Verblühte Japanische Schwertlilie mit Samenbildung / Teilen Sie die Horste alle 3 bis 4 Jahre (Foto F. D. Richards – Flickr)

Schneiden Sie vergilbte Blätter ab, die im Beet unansehnlich wirken. Entfernen Sie regelmäßig Unkraut aus der Mitte der Horste.

Streuen Sie im Herbst und Frühjahr ein bis zwei Schaufeln Kompost und Torf über die Horste.

Teilen Sie die Horste alle 3–4 Jahre: Zu dicht stehende Rhizome blühen deutlich weniger.

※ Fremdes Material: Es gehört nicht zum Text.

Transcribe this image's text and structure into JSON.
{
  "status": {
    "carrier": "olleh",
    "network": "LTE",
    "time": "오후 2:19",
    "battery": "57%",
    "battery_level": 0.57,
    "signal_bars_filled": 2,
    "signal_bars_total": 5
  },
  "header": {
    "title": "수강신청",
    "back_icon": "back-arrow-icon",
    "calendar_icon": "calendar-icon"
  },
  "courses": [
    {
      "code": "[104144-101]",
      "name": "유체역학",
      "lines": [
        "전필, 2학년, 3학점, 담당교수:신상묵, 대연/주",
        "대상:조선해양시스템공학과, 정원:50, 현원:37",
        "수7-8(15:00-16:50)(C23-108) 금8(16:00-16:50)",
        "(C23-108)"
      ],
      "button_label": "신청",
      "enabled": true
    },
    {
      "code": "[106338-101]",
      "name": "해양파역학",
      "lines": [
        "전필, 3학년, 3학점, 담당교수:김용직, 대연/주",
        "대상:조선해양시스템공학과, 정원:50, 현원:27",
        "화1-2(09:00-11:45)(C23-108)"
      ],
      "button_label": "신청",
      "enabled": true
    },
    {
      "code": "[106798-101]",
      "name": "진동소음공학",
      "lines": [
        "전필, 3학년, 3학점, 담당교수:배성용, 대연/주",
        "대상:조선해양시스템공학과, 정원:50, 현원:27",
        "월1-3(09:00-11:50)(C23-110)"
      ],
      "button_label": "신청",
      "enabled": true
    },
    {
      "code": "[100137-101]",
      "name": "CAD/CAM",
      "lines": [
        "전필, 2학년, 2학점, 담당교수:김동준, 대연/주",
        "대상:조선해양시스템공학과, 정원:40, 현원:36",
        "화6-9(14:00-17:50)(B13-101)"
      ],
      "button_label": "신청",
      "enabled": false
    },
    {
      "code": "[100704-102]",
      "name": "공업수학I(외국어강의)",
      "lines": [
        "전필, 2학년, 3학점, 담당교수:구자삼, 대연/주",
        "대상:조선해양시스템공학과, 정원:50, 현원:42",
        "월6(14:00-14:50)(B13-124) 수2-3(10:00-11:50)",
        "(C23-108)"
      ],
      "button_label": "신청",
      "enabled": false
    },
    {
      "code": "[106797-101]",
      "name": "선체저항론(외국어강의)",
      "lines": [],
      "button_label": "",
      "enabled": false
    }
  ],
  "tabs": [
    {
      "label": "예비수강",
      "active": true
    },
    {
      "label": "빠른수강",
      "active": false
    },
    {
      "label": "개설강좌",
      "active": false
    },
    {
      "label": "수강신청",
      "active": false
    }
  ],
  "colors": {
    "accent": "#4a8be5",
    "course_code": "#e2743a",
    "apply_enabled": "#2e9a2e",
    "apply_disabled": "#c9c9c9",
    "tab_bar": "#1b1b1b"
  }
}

Mögliche Krankheiten und Schädlinge

Japanische Schwertlilie ist kaum krankheitsanfällig. Iris ensata braucht im Winter trockenen Boden, sonst faulen die Rhizome. Schnecken fressen junge Triebe: Tipps zum Schutz

Vermehrung

Wann und wie Japanische Schwertlilien teilen?

Die Japanische Schwertlilie bildet Ausläufer und lässt sich leicht durch Rhomteilung vermehren. Das Teilen japanischer Schwertlilien verjüngt zudem die Horste. Teilen Sie von Juli bis Oktober. Die Aussaat ist aufwendig und langwierig.

  • Trockene Blätter und Unkraut aus der Horstmitte entfernen
  • Wurzelballen mit einer Grabegabel herausheben
  • Alte Rhizome mit einem scharfen Messer entfernen
  • Rhizome voneinander trennen
  • Blätter etwas einkürzen und die Rhizome sofort an einem sonnigen Standort in gut vorbereitetem Boden einpflanzen

Japanische Schwertlilien kombinieren

Die kostbaren, stilisierten Blüten der Japanischen Schwertlilie sind im naturnahen Garten unverzichtbar, um am Teichrand dekorative, farbenfrohe und anmutige Akzente zu setzen oder ein Beet beziehungsweise einen frischen Steingarten zu säumen. Sie bringen feuchte Bereiche rund um Wasserstellen besonders schön zur Geltung.

iris ensata, laevigata

Variieren Sie ruhig die Farben, wie am Rand dieses Teichs!

Die Japanische Schwertlilie harmoniert gut mit Wasserstauden in weißen und blauen Farbkombinationen mit Astilben oder in Blau und Gelb, besonders mit den gelben Blüten der Caltha palustris.

Sie ist eine gute Begleitpflanze für Meconopsis mit ihren zauberhaften Blüten und für kleine Bodendecker wie Veronica beccabunga, den Kriechenden Günsel oder Purpurglöckchen.

Neben dem grün-gelben oder weißen Laub und den Blüten von Funkien, Equisetum, Etagen-Primeln, Wolfsmilch, Goldkolben und Gedrängtblütigem Gilbweiderich kommt sie besonders gut zur Geltung.

Anemone rivularis und Physostegia virginiana sind ebenfalls gute Begleitpflanzen für frische Standorte.

Ihre leuchtenden Farben bilden einen inspirierenden Kontrast zu den flammenden Blüten der Taglilien.